What I can use, prayer that I am heard and seen and get what I need and your understanding that I have been utterly unable to keep in touch with people and check in. I continue to appreciate the help of those who can give Sarah rides and time when I am able and all of you who check in, sending love and prayer.

And send love and understanding to all involved with my care.  I am not typical, I know that. 

with love,
~Amelia

Monday, September 12, 2011

So this morning ...

Dear Ones,

The moon was full and golden, and she kept me company as I ate an early morning snack that I have found calms the burning pain I feel when hungry.

I slept again, and when I woke the ducks were all outside the window. When I came closer to see, I discovered there were two does in the yard visiting also. As Laura and I watched, hummingbird arrived.

Downstairs again, and there is kingfisher, on the dock next door, paying us our first visit of the year.

I need to lean into trusting the presence of these guests and guides. My felt sense is overwhelmed by sensations that range from unpleasant to downright miserable. Meanwhile the demons that say don't trust, it's not safe, you are alone and you're not worthy have been stirred and boiled into action.

Round one, day six...

With prayers that I can feel and trust the love that fully surrounds me,

~Amelia

Hummingbird on feeder drinking deeply.



Monday, September 5, 2011

Worry in the Night

Dear Ones,

For some inexplicable reason, I woke repeatedly last night and found that in those dark moments my mind easily found things to fuss and worry about. I know about worry. It is about fear and lack and it makes me miserable. I recognize it pretty quickly these days and know I want to get it transformed into another way of thinking.  Promptly.

For me, a favorite concept is that what I put my focus on grows. From this point of view - worry is essentially prayer in reverse. Or more simply, I am focusing on what I don't want instead of what I do want.
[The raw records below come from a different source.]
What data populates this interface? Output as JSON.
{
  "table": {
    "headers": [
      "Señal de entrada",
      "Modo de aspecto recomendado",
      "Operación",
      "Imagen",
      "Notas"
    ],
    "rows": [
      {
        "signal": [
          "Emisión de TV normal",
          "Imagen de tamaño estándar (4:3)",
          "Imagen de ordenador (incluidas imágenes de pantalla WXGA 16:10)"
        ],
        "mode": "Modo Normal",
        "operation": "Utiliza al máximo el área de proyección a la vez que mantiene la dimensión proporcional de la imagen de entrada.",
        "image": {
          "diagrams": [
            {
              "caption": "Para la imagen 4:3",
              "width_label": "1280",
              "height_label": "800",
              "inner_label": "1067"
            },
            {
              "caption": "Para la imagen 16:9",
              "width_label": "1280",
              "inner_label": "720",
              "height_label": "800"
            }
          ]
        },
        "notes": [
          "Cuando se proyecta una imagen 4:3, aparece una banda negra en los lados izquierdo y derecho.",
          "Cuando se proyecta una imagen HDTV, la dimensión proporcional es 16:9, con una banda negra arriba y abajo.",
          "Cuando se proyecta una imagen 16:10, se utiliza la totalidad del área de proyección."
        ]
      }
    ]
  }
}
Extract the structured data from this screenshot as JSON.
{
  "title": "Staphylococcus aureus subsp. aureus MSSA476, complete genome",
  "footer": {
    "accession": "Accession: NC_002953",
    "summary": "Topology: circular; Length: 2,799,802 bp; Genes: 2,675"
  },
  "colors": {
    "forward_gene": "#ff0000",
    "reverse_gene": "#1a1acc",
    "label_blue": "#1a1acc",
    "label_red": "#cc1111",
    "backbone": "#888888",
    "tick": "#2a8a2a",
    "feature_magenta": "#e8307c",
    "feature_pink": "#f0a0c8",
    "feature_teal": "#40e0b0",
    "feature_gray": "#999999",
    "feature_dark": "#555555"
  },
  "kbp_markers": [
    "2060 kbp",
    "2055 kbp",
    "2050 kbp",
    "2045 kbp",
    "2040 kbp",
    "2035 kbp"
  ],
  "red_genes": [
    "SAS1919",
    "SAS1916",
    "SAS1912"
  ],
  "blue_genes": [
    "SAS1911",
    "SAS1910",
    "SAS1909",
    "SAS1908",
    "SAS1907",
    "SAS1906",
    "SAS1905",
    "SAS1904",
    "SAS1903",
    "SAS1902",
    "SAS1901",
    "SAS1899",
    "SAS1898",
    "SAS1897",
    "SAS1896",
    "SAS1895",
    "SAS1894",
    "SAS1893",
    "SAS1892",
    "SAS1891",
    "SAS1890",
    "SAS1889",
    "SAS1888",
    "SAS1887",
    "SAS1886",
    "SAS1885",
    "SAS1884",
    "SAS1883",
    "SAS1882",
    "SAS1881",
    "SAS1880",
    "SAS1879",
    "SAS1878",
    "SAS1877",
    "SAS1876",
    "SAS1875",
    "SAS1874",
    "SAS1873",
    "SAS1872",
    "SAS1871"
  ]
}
I believe our prayers are heard and answered, although Spirit is not literal and does not grant wishes like a genie in a bottle. I also believe that at all times, Spirit sees me, and us all, at our highest and best and brings me gifts and experiences that will allow me to grow and further master my time here in earth school.

So when I start down the worry path, it feels like there is far less light and space for me to see possibilities and imagine a different outcome. When worry grabs me, I am like a dog chasing her tail, round and round we go. These worry circles can become spirals, which dive deeply into fear and dark imaginings.

That fear is paralyzing. Fear can be terrifying. And this is where worry goes... Diving deeper and deeper into the unknown, picking up other triggers and bits on the way down.

Yet, worry is simply prayer in reverse. Thinking and focusing on what I don't want instead of what I do.

To bring myself back from worry and fear, I need a way to turn my thoughts around. Since I am not always so good at "Pollyanna," I can't always just shift to positive and good intentioned thought. Sometimes it is really hard to get out of the worry rut as fear grabs my hand in the dark.

What I have learned that I can do though is to preface my worry thoughts.

"Blessed Spirit please help me with... "

"Dear God I need your help as I figure out all the logistics of taking care of Sarah when I am in treatment."

"Angels, walk beside me and guide me as I step into the unknowns of my chemo-cleanse."

When I ask for help, the night lightens and my body softens. Last night must have been a quiz or something, since I got to practice this over and over.

Often it takes a few circles and loops before I realize that how I am thinking is making me miserable - that is when I come just slightly back to consciousness and can ask for help.

Any worry can have "God, Spirit, All, please help me with..." added to the front of it.

This is one of my lessons. I get to continue to remember to ask for this help.

Tonight, I ask the Blessed Goddess who watches over me to help me to remember that I can turn my worries into prayers. Let my concerns create prayers and new ways of thinking and feeling.

And Dear Goddess Spirit, let this week be gentle, see to it that Sarah is well cared for, that Laura has all that she needs as she cares for me and herself and that my body be strong and able to handle the tests and chemo-cleanse with ease.